ゲーテ座の前をすぎると外人墓地に突きあたる。ここにはもともと寺があったのだが、ペリーが来航した際、マストから落下して死んだ水兵がいて、見晴らしのよいこの寺の境内に葬ったのがはじまりといわれる。西洋風の墓石が洒落ていて、墓地の鉄柵も美しく、道をはさんで目の前にある山手十番館の外観の華麗さも加わって、みなとみらいができた今でも、ここは文句なく横浜の顔だ。ここに来なければ横浜に来た気がしない。
山手十番館前をすぎて左折すると、猫の美術館、ブリキの博物館などが並び、その先を右折した奥に、目的のクリスマス・ショップはある。木だちに埋もれたような店だから、到着するとあたりは計算した通りの薄暗さとなり、店の前に並んだクリスマスのランプたちにはとうに灯が入っている。ストロボをオフにしてデジカメを向け、シャッターを切ると、これはまことに計算通りに写ってくれた。
これほど計算通りに行くと、カメラマンとしてはまことに嬉しい。やはりデジカメは面白い。フィルムのカメラなら、とてもではないがこう手軽にはいかない。三脚も必要になるだろうし、いろいろなトライをして、使える写真はほんの1、2枚というところ。それも見た目とは遠いものになる。
この時の写真は大半「季刊03、クリスマス特集号」に発表したので、ここでは発表しなかったものを一枚だけ載せておこうか。

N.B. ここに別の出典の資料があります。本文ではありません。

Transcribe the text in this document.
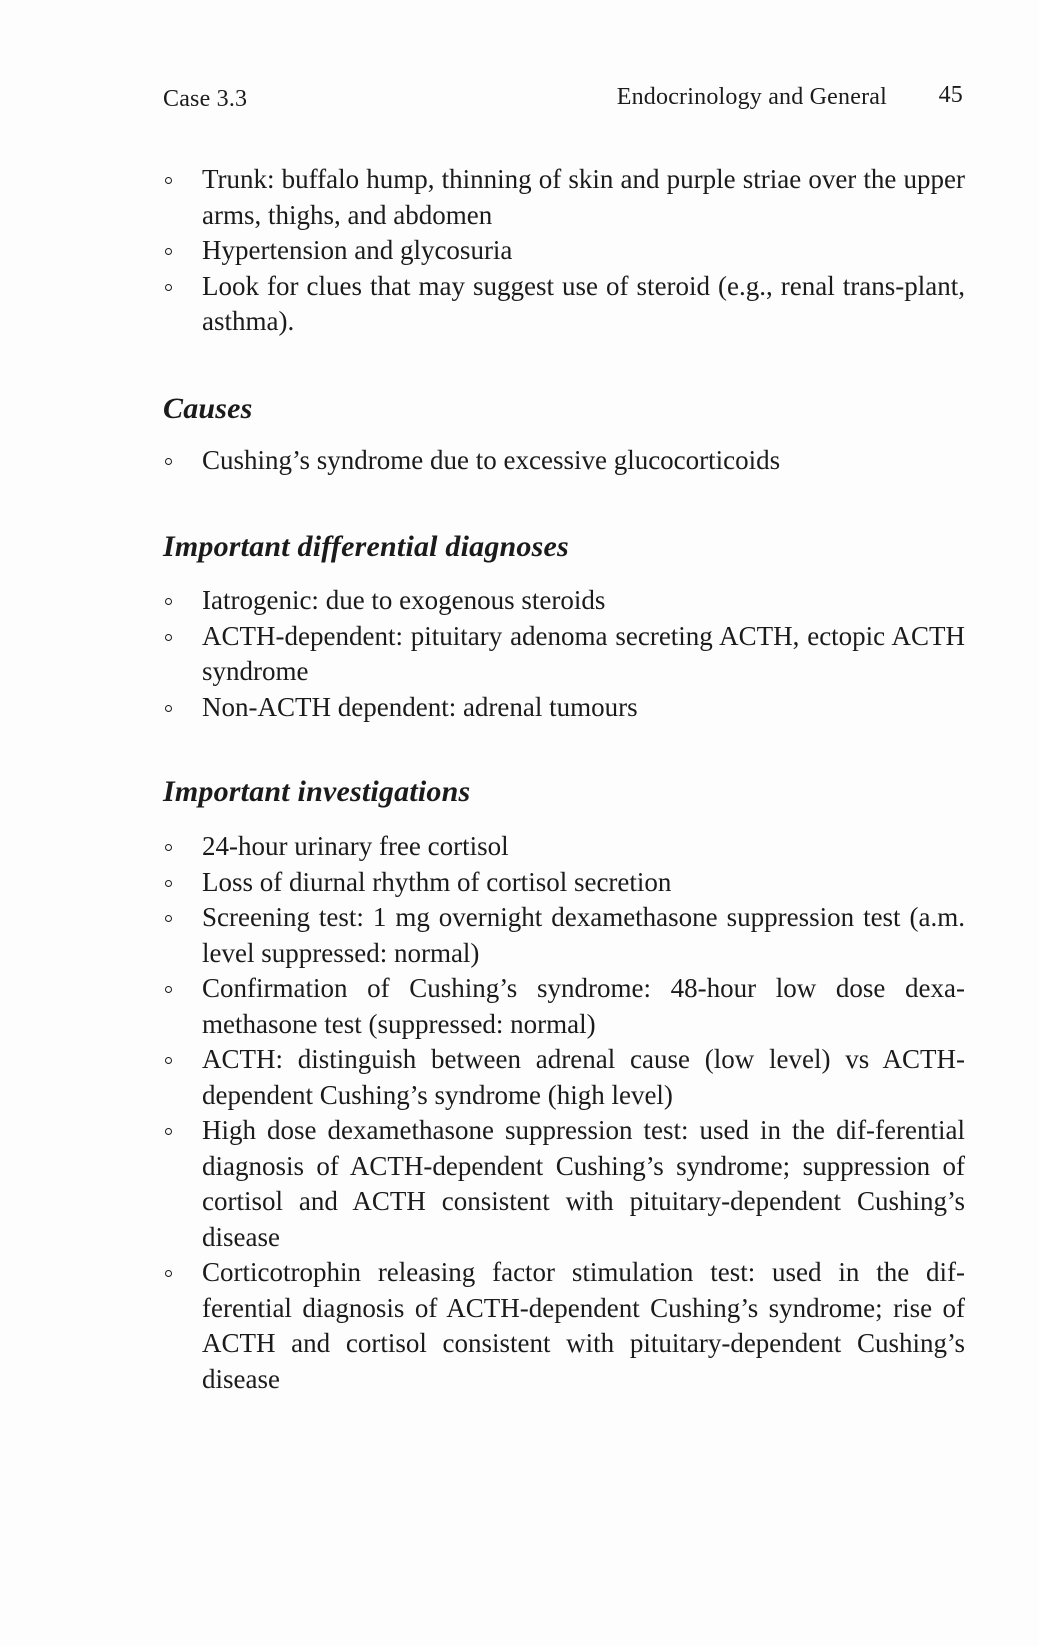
Case 3.3	Endocrinology and General 45
Trunk: buffalo hump, thinning of skin and purple striae over the upper arms, thighs, and abdomen
Hypertension and glycosuria
Look for clues that may suggest use of steroid (e.g., renal trans-plant, asthma).
Causes
Cushing’s syndrome due to excessive glucocorticoids
Important differential diagnoses
Iatrogenic: due to exogenous steroids
ACTH-dependent: pituitary adenoma secreting ACTH, ectopic ACTH syndrome
Non-ACTH dependent: adrenal tumours
Important investigations
24-hour urinary free cortisol
Loss of diurnal rhythm of cortisol secretion
Screening test: 1 mg overnight dexamethasone suppression test (a.m. level suppressed: normal)
Confirmation of Cushing’s syndrome: 48-hour low dose dexa-methasone test (suppressed: normal)
ACTH: distinguish between adrenal cause (low level) vs ACTH-dependent Cushing’s syndrome (high level)
High dose dexamethasone suppression test: used in the dif-ferential diagnosis of ACTH-dependent Cushing’s syndrome; suppression of cortisol and ACTH consistent with pituitary-dependent Cushing’s disease
Corticotrophin releasing factor stimulation test: used in the dif-ferential diagnosis of ACTH-dependent Cushing’s syndrome; rise of ACTH and cortisol consistent with pituitary-dependent Cushing’s disease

帰りに山手十番館の前をもう一度通ると、薄闇の中、黄ばんだ明かりがいっぱいにともっていて、建物はこれらに下から照らされていた。ストロボなしでこれもちょいと一枚、すると、こっちもあっけなく写った。機械技術の進歩はたいしたもので、これが光ファイバーの時代になればもっと便利になる。この画像はサイト用に軽くされるから、ちょっと味が薄れるかもしれない。